Published: Thu 3 Oct 2013

Please find below the Australian War Memorial's Military History Section response to the article by Kit Cullen, titled "The First Casualty", published in The Weekend Australian Magazine, September 14-15, 2013, pages 18-22.

Australian War Memorial historians have examined Kit Cullen's claims that Charles Bean "deliberately altered the historical record" and purposefully "denied [some Australian soldiers] their place in history."  The following is a summary of some of our findings and conclusions:

  1. Bean may perhaps be legitimately criticised for one minor omission. The commanding officer of the Portsmouth Battalion Royal Marine Light Infantry did commend Heane and D Company of the 4th Battalion for their assistance in extracting the isolated British section of a platoon, and although Bean quotes this document, he does not link it to the battalion. For this action, Heane was recommended for the Distinguished Service Order.  However, Bean was perfectly correct in that the 3rd Battalion were clearly involved, and Meager and McLeod of the 3rd Battalion also received commendations for their actions. There is some indication that they were promoted as a result of their actions here, and not earlier in the day as Bean writes, but it is impossible to be sure.


  1. Cullen fails to recognise that this event was so insignificant at the time that it does not even rate a mention in the 3rd Battalion war diary, the 4th Battalion war diary, or the 1st Brigade’s war diary (except for the letter of commendation by Lieutenant Frank William Luard, OC Portsmouth Battalion RMLI). It is not a major element of Bean’s narrative, being only a later addition to his preface to the Third edition in 1934 of volume 1 of his official history volume, The Story of Anzac.  Bean's detailed preface updated his research findings since the original publication of his volume in 1921.  His receipt of further information allowed him to cast ‘further light’ on the matter in the preface, under the section: "The Marines on MacLaurin's Hill", pp. liii-lvi.  This section, incidentally, contained Bean's first reference (footnote 25) to the first VC awarded at Anzac to L/Cpl Parker of the Royal Marine Light Infantry--surely a more serious "omission" in the first edition, if a reader was searching for such items.

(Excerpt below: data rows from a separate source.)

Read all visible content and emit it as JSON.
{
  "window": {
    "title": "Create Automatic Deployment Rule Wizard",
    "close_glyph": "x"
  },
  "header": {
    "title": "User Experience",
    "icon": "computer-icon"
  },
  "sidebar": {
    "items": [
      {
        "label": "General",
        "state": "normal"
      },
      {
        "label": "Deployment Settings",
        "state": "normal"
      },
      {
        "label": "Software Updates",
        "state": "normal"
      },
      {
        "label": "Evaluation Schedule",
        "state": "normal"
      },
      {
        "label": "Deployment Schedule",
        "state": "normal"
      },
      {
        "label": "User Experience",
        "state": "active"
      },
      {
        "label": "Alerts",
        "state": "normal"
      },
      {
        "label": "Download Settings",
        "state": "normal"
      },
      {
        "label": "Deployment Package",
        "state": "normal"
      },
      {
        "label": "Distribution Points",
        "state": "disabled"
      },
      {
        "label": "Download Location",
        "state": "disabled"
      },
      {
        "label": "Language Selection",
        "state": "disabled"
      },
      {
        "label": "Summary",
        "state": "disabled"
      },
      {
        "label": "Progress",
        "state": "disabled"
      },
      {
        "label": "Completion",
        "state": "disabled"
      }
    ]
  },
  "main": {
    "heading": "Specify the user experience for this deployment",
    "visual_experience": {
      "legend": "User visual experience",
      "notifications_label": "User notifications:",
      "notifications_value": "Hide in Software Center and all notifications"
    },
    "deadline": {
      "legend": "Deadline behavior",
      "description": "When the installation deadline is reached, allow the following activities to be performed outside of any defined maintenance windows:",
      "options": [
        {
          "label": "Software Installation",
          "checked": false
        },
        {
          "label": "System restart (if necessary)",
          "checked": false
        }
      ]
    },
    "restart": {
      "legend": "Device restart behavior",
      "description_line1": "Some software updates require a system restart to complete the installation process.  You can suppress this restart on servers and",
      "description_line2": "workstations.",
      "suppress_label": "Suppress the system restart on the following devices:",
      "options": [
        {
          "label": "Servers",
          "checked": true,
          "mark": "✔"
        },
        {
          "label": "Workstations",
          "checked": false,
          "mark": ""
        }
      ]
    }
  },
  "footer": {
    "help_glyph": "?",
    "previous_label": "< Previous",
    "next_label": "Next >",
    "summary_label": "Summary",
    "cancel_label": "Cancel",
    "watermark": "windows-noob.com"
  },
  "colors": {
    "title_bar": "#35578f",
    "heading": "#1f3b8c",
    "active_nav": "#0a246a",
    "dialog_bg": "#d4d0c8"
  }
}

  1. Cullen’s conclusion that this demonstrates that Bean "deliberately altered the historical record" in order to claim "the credit for his brother’s battalion" makes no sense unless one accepts Cullen's tenuous conspiracy theory. Firstly, a reader should question what credit?  This is not a part of Bean's main narrative, merely a postscript. Nor is it a part of the narrative of these battalions or their brigade at the time. It is simply not important in the broader context of the major events of those crucial days during the consolidation of the Anzac positions, particularly the desperate fighting to attempt to seize the pivotal Turkish-held feature of Baby 700.


  1. It might be considered curious that Bean omitted covering the role of D Company 4th Battalion in his account, but given that this is not mentioned in official records of the time, he had very little to base his description of the event on.  It is quite likely that his principal source was an eye-witness (perhaps a deeper examination of his diaries and notebooks will reveal this) which could provide the explanation for the supposed "bias" of his account.


  1. Cullen makes much of his "eureka moment" with his "discovery" . . . "with heart thumping and palms sweating" of a diary purportedly covering the events of 1/2 May 1915.  Yet Cullen seems utterly unaware that the much-transcribed and annotated "diary" of Les Lott, which he quotes from in his article, is a contentious source; in particular, he failed to notice that Lott mentions the battle of Lone Pine, so his account could not have been written until after August 1915, and possibly much later - in which case it is a constructed "memoir", lacking the immediacy of a diary record. This amounts to an elementary error in the application of internal and external criticism of evidence in a source document, an oversight which would be penalised in an undergraduate history student's work.  Bean himself would have exercised greater caution in the use of such sources as he was aware of the risks in historians using such material, even to the extent of placing his well-known caveat on every volume of his own diaries and notebooks.


  1. Cullen should have recognised that Lott was clearly writing with hindsight long after the action he describes.  He states, for example, that 50 members of the attacking party were killed or wounded but the 4th Battalion did not possess accurate enough records to say what their casualties were for 1 May - although a cursory glance at the AWM Roll of Honour records does indicate that they were heavy, approximately 30 Killed in Action in comparison with some 4 or so for the 3rd Battalion.


  1. In conclusion, it should be perfectly clear to any reasonable person that Charles Bean did not "betray" these men, nor had he "denied them their place in history".  Bean was above all, a seeker of truth, and a man of conspicuous integrity: but he was human and prone to error, like all of us, and was researching and writing his history from one of the largest collections of documents ever amassed.  Cullen has identified just one almost insignificant omission. The remainder of his claims are extravagant and unsustainable. He would need to present much more substantial evidence to verify his claim that Bean "deliberately altered the historical record" in any meaningful way.